Blood vessel constriction and GTN

 Homeostasis refers to the body’s ability to maintain a stable internal environment. Factors such as hormones, temperature and water content in the body need constant balancing.  Constricting and dilating the blood vessels is one of the main mechanisms employed by the body to help achieve a state of inner equilibrium.

By either limiting the blood flow to certain organs, or by allocating extra blood flow to certain organs, the body manages its resources accordingly. When you squeeze the opening of a garden hose pipe, the water coming out would squirt out with additional force. Less water would be exiting the hose as well and one could limit the outflow by tightening the hose. Likewise, constriction of blood vessels, also known as vasoconstriction, is when the blood vessels tighten, in order to make the opening smaller. When the blood vessels relax in order to make the opening wider, it is known as vasodilation.

In a healthy person, vasoconstriction may occur to stabilize blood pressure or raise blood pressure and control how blood is distributed throughout your body. For example, when a motor vehicular accident victim bleeds profusely, the blood pressure drops due to blood volume loss. To make up for the falling pressure, the blood vessels constrict, so that the pressure is maintained, even if the volume of blood has decreased. Vasoconstriction also occurs to conserve body heat in cold temperatures, to send more nutrients and oxygen to organs that need them the most, and to protect your body against blood and fluid loss.

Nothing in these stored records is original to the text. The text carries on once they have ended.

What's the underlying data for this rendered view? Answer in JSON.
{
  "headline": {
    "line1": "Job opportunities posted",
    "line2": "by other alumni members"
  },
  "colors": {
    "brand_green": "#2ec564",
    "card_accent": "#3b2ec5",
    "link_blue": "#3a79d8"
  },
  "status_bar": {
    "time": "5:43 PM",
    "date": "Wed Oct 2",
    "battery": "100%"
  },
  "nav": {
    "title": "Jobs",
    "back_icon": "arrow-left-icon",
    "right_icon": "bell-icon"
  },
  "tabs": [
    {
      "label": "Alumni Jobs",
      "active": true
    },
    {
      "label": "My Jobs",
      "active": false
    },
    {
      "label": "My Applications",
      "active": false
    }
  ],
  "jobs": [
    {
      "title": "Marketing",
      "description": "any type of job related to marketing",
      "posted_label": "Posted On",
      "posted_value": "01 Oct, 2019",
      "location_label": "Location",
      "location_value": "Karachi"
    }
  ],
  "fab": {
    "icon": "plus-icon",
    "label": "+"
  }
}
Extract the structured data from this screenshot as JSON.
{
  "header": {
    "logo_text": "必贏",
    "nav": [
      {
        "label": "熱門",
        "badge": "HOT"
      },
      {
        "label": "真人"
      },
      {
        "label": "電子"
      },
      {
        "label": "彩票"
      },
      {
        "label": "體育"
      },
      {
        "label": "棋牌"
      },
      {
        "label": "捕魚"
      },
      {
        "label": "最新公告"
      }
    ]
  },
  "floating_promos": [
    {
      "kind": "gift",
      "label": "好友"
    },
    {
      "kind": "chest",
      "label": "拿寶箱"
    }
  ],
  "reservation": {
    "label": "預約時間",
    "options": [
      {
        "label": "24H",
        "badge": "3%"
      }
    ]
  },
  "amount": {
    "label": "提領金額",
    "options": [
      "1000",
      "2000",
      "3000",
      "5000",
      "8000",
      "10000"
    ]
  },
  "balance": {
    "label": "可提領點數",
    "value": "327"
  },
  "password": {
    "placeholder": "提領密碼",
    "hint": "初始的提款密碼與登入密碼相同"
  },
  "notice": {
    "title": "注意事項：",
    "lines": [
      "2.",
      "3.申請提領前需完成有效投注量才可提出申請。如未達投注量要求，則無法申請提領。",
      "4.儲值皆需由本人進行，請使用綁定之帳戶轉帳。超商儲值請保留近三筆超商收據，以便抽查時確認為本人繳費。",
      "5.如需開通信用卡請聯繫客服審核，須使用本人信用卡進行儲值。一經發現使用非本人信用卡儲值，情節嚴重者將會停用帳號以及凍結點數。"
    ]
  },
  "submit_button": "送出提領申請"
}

On the other hand, abnormal vasoconstriction can also occur due to narrowing of blood vessels secondary to deposition of fat layers in. This reduces the diameter and contributes to pathological vasoconstriction.  This can occur in diseases such as hypertension (high blood pressure). Blood vessel narrowing may also be a side effect of drugs, and foods such as caffeine and salt. Foods high in salt add stress to the circulatory system by making them constrict, thereby contributing to high blood pressure. 

Without medical intervention, the effects of chronically narrowed blood vessels will end up placing a burden on the circulatory system, and ultimately, the heart is affected. Untreated high blood pressure (hypertension) can also lead to vision loss and stroke over time.

Vasodilators, are drugs that cause the blood vessels to dilate, and these substances are useful when dealing with the effects of vasoconstriction, especially in hypertensive patients and other heart patients, in whom pathological vasoconstriction occurs. 

Glyceryl trinitrate, or GTN, is a type of medicine called a nitrate. It is used to treat angina (chest pain). 
Pain associated with angina develops if part of your heart muscle does not get as much blood and oxygen as it needs. It is usually caused by narrowing of your coronary arteries due to a build-up of a fat. The narrowing makes it more difficult for blood to flow to your heart muscle. GTN works in two ways. It relaxes blood vessels in your body causing them to widen, and this reduces the strain on your heart, making it easier for your heart to pump blood around your body. It also relaxes and widens blood vessels in your heart (coronary arteries), which increases the flow of blood to your heart muscle.

GTN tablets and spray are used under your tongue. The medicine is absorbed into your body faster this way. Heart patients suffering from angina must make sure GTN is within their reach at all times, and those who are still silently suffering should speak to their physicians for more advice and insight on GTN use and if this medicine would benefit them.